Responsible Distribution Canada Spring Symposium 2023

Passwords: Never a Problem Until They Suddenly Are

How to make password best practices work for you

Key Takeaways

The following are the key takeaways from the Password Security presentation at the RDC Spring Symposium in 2023:

Password Compromises

Password breaches happen alarmingly often. The most threatening type of leaked password is a plaintext password, which means it is unencrypted and can be freely read by an attacker. See if your email address has suffered any data breaches at the following site:

Phished Credentials

Phishing emails attempt to trick users into giving away their email address and password. While historically malicious emails have had the telltale sign of poorly written English, advances in AI such as ChatGPT now make it easier than ever to craft business professional emails.

Password Tricks

Have a favorite song lyric or line in a movie? Compress it down to an acronym to create a unique, lengthy, and complex password. As Mama always used to say, Lil1boc.Ynkwygg

Single Sign-On (MFA)

Websites are starting to favor Single Sign-On, or SSO. Instead of users creating an account the standard way with an email address and password, they can instead be authenticated by a trusted service such as Google. After the user clicks the “Continue with Google” button, their machine receives a token from Google to verify the user’s identity.

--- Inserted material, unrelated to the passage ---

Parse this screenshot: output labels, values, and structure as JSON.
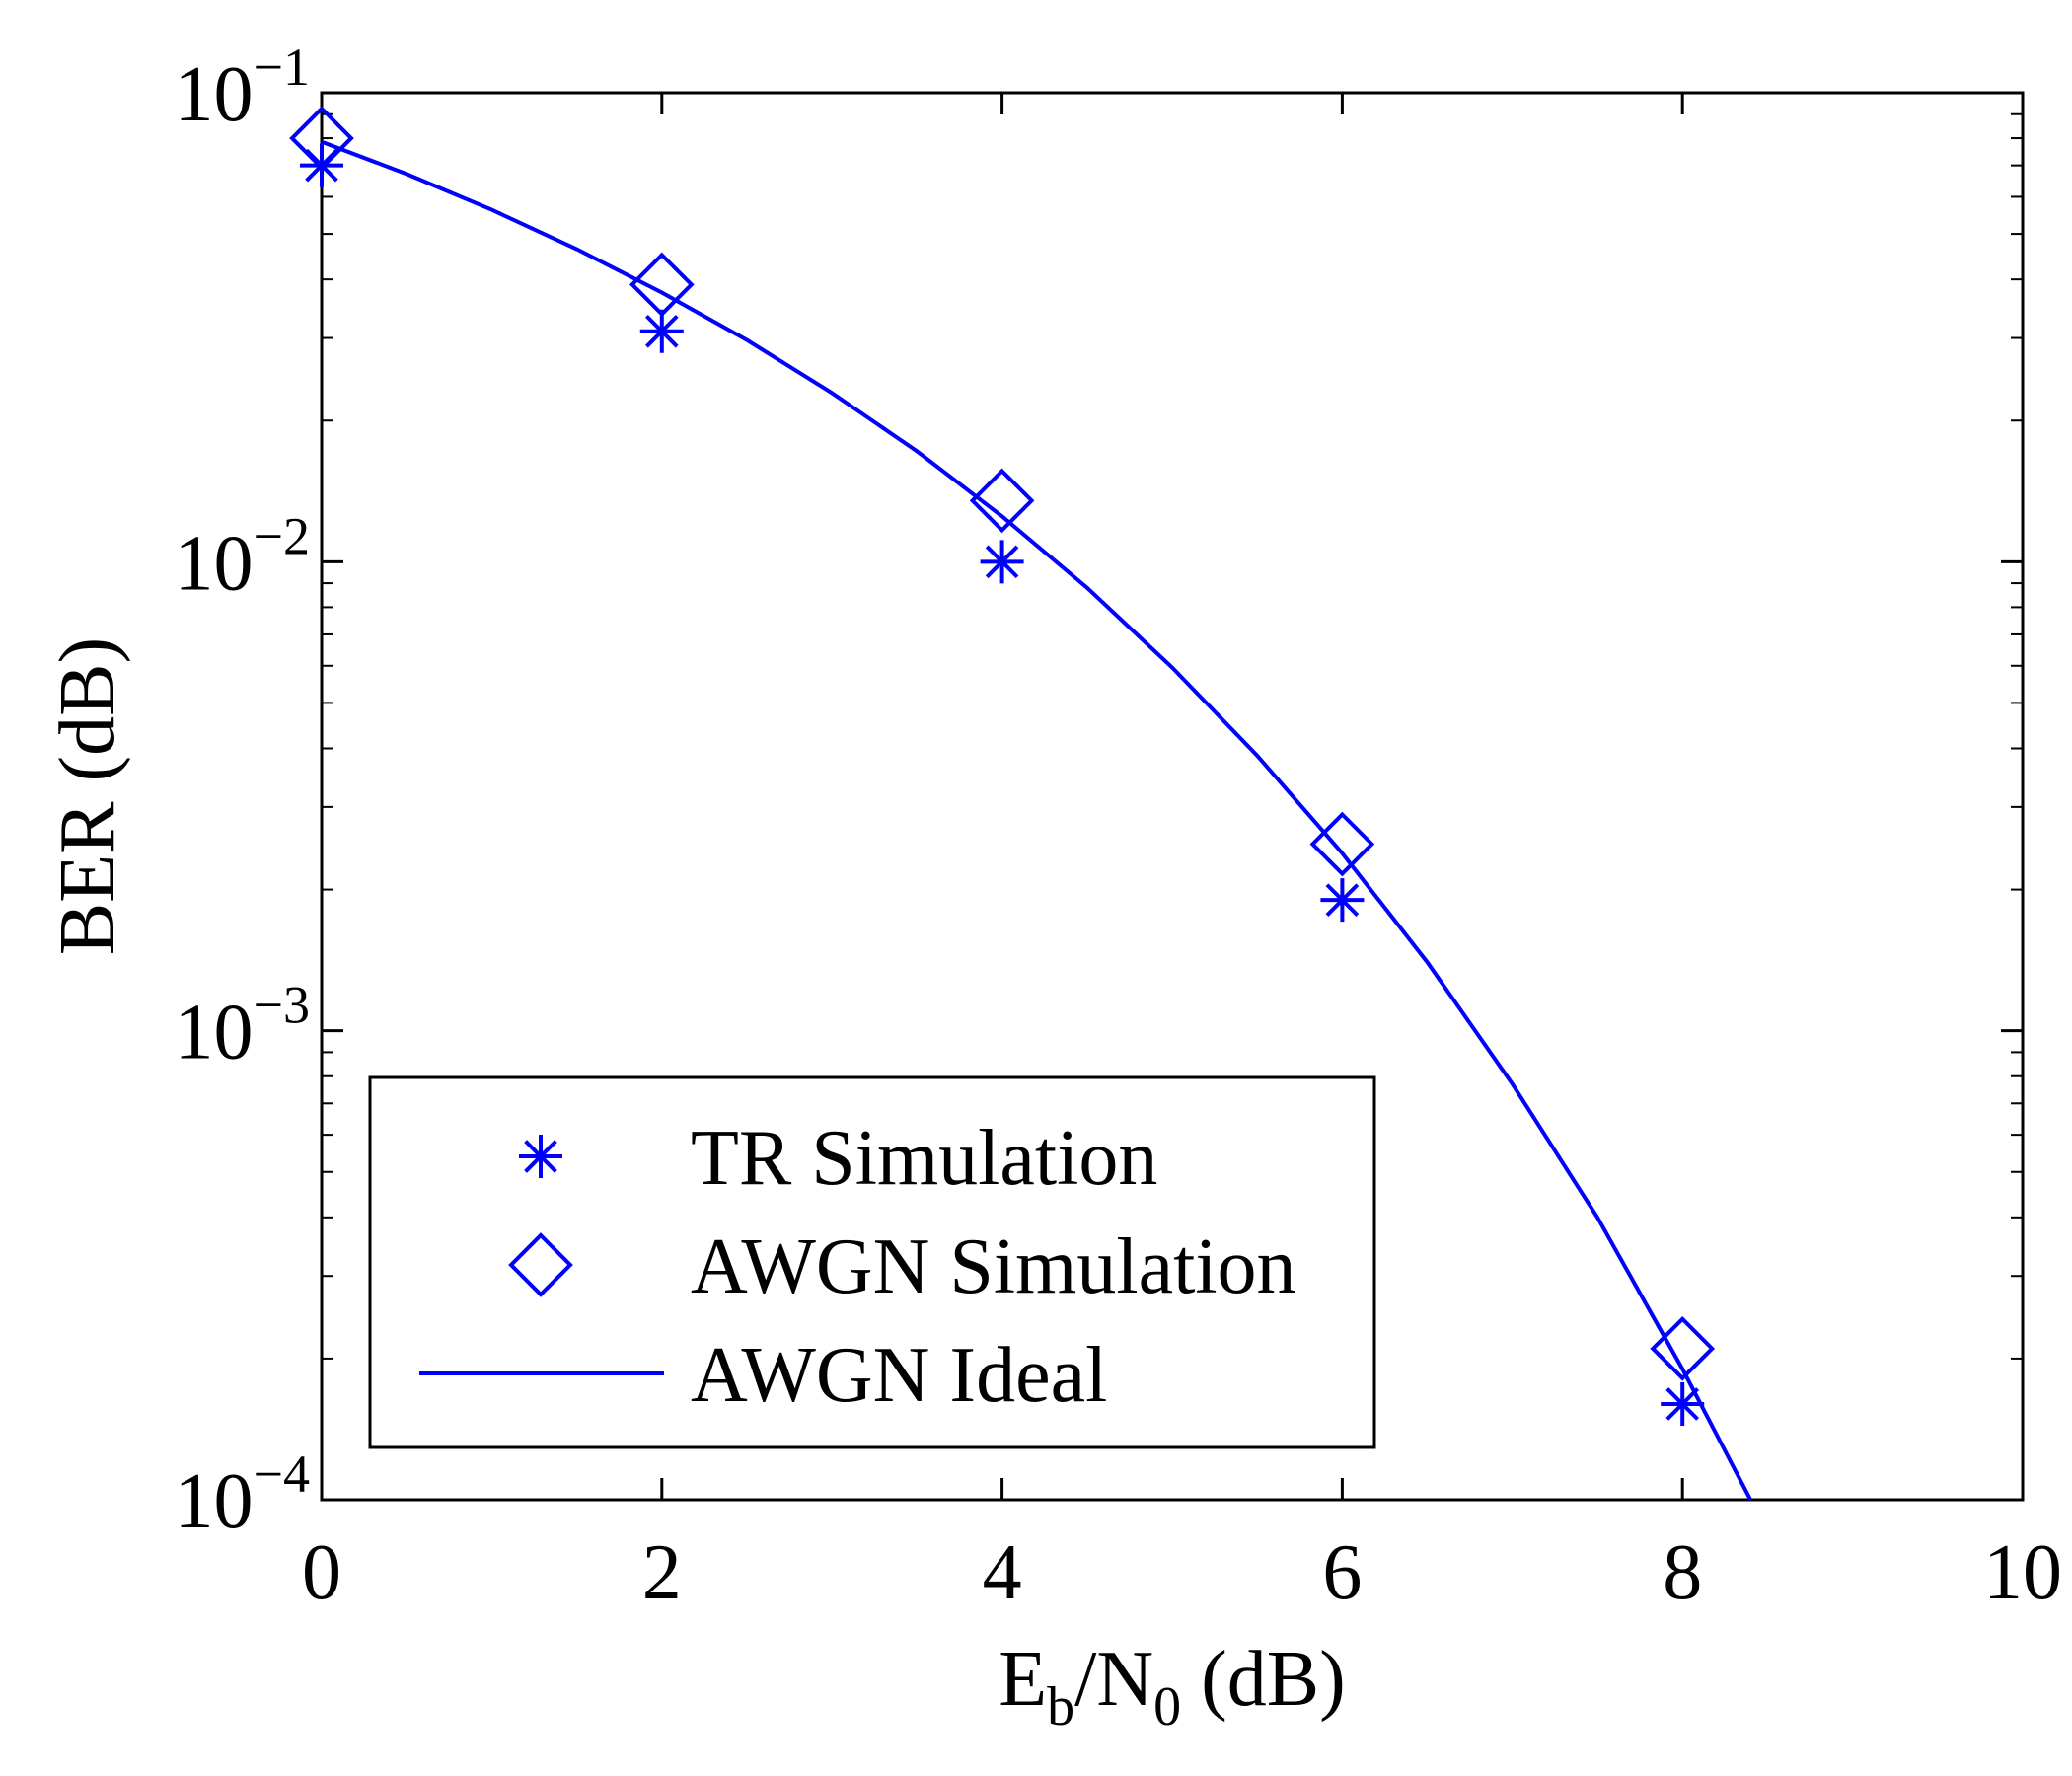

Multi-Factor Authentication (MFA)

A strong password can still be leaked or phished. Provide your accounts with a second layer of security with Multi-Factor Authentication, or MFA. This requires the user to provide at least two “factors” to authenticate themselves, which would be a combination of what you know, what you have, and what you are. The most familiar MFA today is a text message to your phone.

Password Management Tools

Password Managers can be a helpful way to keep organized. However, as a general rule it is better to favor local managers over cloud-based. As we saw with the recent LastPass breach, there are risks associated with storing your password database in the cloud. One option is to use Password Safe and save your database on your Microsoft OneDrive, not your local drive. This will allow you to access it on any trusted device, and eliminate the single point of failure if your hard drive malfunctions.